バチカン市国にて厳重に保管されていた「黄金の真殻咲」が倉庫から盗まれ、同時に教皇の側近7人が殺害されるというテロ事件が発生した。犯人とみられるアジア系の男は現在も逃走中。このニュースに強い関心を示す者は少なかったが、唯一愿太郎だけは異常な反応を見せた。「愈堕の野郎……やりやがった!」腕の真殻咲が疼く。最近感じていた違和感はこの出来事を察知していたのだ。じっとしていられず彼は「真殻咲家」へ向かうことを決意する。その頃、暁市内では異変が起きていた。人間の形をした「何か」が街を暴れ回っている。全身が「鉱物や金属」で構成された存在それは店を破壊し、人を叩き潰しあらゆるものを壊していた。その存在が幼稚園児たちに突っ込もうとした瞬間「ふん!」一人の男が現れ突進を受け止めて投げ飛ばした。「なんだお前は!」返答はない。男は構え市民へ叫ぶ。「皆さん逃げてください!ここは俺が何とかします!」「おい…あれって…!」「間違いねぇ!『最強!陸海空』だ!
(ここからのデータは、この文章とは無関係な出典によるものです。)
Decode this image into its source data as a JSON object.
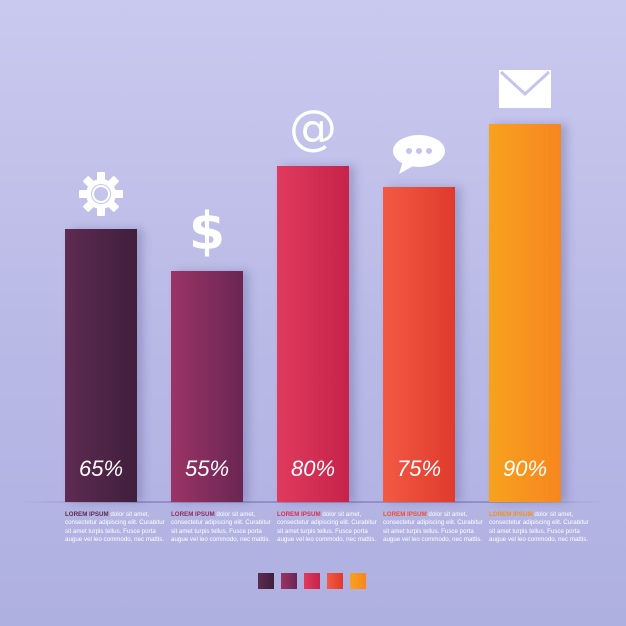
{
  "chart_data": {
    "type": "bar",
    "categories": [
      "65%",
      "55%",
      "80%",
      "75%",
      "90%"
    ],
    "values": [
      65,
      55,
      80,
      75,
      90
    ],
    "value_labels": [
      "65%",
      "55%",
      "80%",
      "75%",
      "90%"
    ],
    "ylim": [
      0,
      100
    ],
    "grid": false,
    "legend": "bottom-center",
    "colors": [
      [
        "#5e2b52",
        "#3f1f3c"
      ],
      [
        "#9a3466",
        "#6a2653"
      ],
      [
        "#e03a5e",
        "#c6234a"
      ],
      [
        "#f25a44",
        "#e03a2c"
      ],
      [
        "#f7a21d",
        "#f7861f"
      ]
    ],
    "icons": [
      "gear-icon",
      "dollar-icon",
      "at-sign-icon",
      "chat-bubble-icon",
      "envelope-icon"
    ],
    "head_colors": [
      "#5e2b52",
      "#8e2e60",
      "#d63052",
      "#ee4e3a",
      "#f58f1e"
    ]
  },
  "descriptions": [
    {
      "head": "LOREM IPSUM",
      "body": " dolor sit amet, consectetur adipiscing elit. Curabitur sit amet turpis tellus. Fusce porta augue vel leo commodo, nec mattis."
    },
    {
      "head": "LOREM IPSUM",
      "body": " dolor sit amet, consectetur adipiscing elit. Curabitur sit amet turpis tellus. Fusce porta augue vel leo commodo, nec mattis."
    },
    {
      "head": "LOREM IPSUM",
      "body": " dolor sit amet, consectetur adipiscing elit. Curabitur sit amet turpis tellus. Fusce porta augue vel leo commodo, nec mattis."
    },
    {
      "head": "LOREM IPSUM",
      "body": " dolor sit amet, consectetur adipiscing elit. Curabitur sit amet turpis tellus. Fusce porta augue vel leo commodo, nec mattis."
    },
    {
      "head": "LOREM IPSUM",
      "body": " dolor sit amet, consectetur adipiscing elit. Curabitur sit amet turpis tellus. Fusce porta augue vel leo commodo, nec mattis."
    }
  ]
}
「次期日本代表候補じゃねぇか!」陸海空はすぐに異常に気付く。あれほどの投げを受けても相手は無傷。追撃で突きを放つがまるで効かない。「まるで鉱石そのもの…!」その存在は一瞬で動き薙ぎ払う。腕で防ぐも勢いを殺しきれず壁へ叩きつけられた。「ぐはっ…!」どうやら知能はある。だが人間のようなものではなく、より「原始的な生存本能」「くそ……だが!」陸海空が構えると空気が一変する。相手もそれを察し構えを取った。今までの経験によって創り出した型を思い出す。一の「起」で全てを構えなおし二の「流」で繰り出される攻撃をよけ三の「断」を力強く叩き込む。するとあれほど頑丈だった身体にヒビが入る。「今だ!」すかさず四の「圧」と六の「貫」を叩き込む。存在は悲鳴ともつかぬ声を上げうねうねと身体を細長くするとマンホール内へ逃走した。「皆さん!もう大丈夫です!」市民から拍手が起こる。30分後、中目封戸が現場に到着した。「それで?鉱石のような人型がいたと?」「はい…応戦はできましたが、かなり危険です」瓦礫だらけの街を見回し中目は頷いた。一方、愿太郎は新幹線で移動中だった。胸騒ぎが止まらない。今度は「向かってくるものを待つ」のではなく、自分から動くべきだと感じていた。2時間後、目的地へ到着。そこからさらに徒歩40分の山を登り真殻咲家へ辿り着く。すると門は破壊され人が倒れていた。「どうしたんですか!」「あなたは…源愿太郎様!……愈堕様を…!」そう言い残し気を失った。館の中はさらに悲惨だった。負傷者が至る所に倒れている。奥へ進むと激しい衝突音。襖を開けると愈堕が三本の真殻咲を操り老人と戦っていた。老人は聖職者のような服をまとい杖を持っている。「おい愈堕!誰だそれは!」「お前か!悪いが手貸してくれ!」愿太郎も参戦する。老人が杖を突くと空間に光の輪が出現。そこから絵に描いたような悪魔のような存在が現れた。「悪魔か…?」「どこぞの教皇のくせに悪魔使いや!」悪魔はそこまで強くないが数が多すぎる。愿太郎は真殻咲を大きく鞭の振り回し悪魔を倒しきり老人への攻撃を開始する。しかしバリアで触れられない。蜘蛛の足のように展開させ突きの連続攻撃も全て弾き無効。「なんか効かんトリックがあるな…」願太郎は気付く。老人は30秒ごとに杖を畳に突いている。「愈堕!攻撃を止めろ!」「なんでや!」「策がある!」一瞬、杖が離れた0.2秒、愿太郎は真殻咲を一本高速で射出し杖に巻きつけると破壊した。「なんじゃと!」「そのバリアは完璧だ…何も寄せ付けない…それで…バリアの展開には杖が必要なんだろ。本当ならずっと展開していたいが完璧すぎるそのバリアは酸素まで防いじまう…だから呼吸するために一瞬でも離し酸素を入れる必要があった!」老人は歯ぎしりをし睨み付ける。「若者よ…お主らは呪われている!その真殻咲の鎖に人生を任せ自分自らの選択肢をそいつなしでは決められない身体になった!もうお主らは元の人生には戻れん!」「話長いわ!」愈堕は老人の襟を掴み畳に叩きつけると顔面を殴り続ける。何度も殴りおおよそ23発目で気絶していた。46発目の拳が振り下ろされようとしたとき愿太郎が止めた。「こいつはもう動けない。今は館の人達を手当だ」その後、負傷者の手当てと搬送を終える。全てが落ち着いた後客間で愈堕と二人きりで話し合った。「それで…なんで来たん?」「ニュースを見た…お前なんであんなことしたんだ?」「あんなぁ…俺は真殻咲奪っただけで…!人は殺してないわ!まぁ~これで真殻咲は全部揃ったわ!」「この真殻咲をどうするんだ?」「これからこいつらを量産して復興や!色んな大物に売りつけたる」「馬鹿らしい…でもいいんじゃないか?」「せやろ?真殻咲は銃より強いでぇ~!」それから今後について話し合う。「なぁ……こんな事突然言うのはあれだけどさ…暁の尊と協力しないか?」「なんでや?嫌やわぁあんな胡散臭いやつ」「でも君たちの力をいい方向に使えるんだぞ」「元からいい方向にしか使っとらんわ!どうしてもっていうなら家移し終わってから交渉するわ」そして愿太郎は真殻咲家をあとにすると東京へ戻った。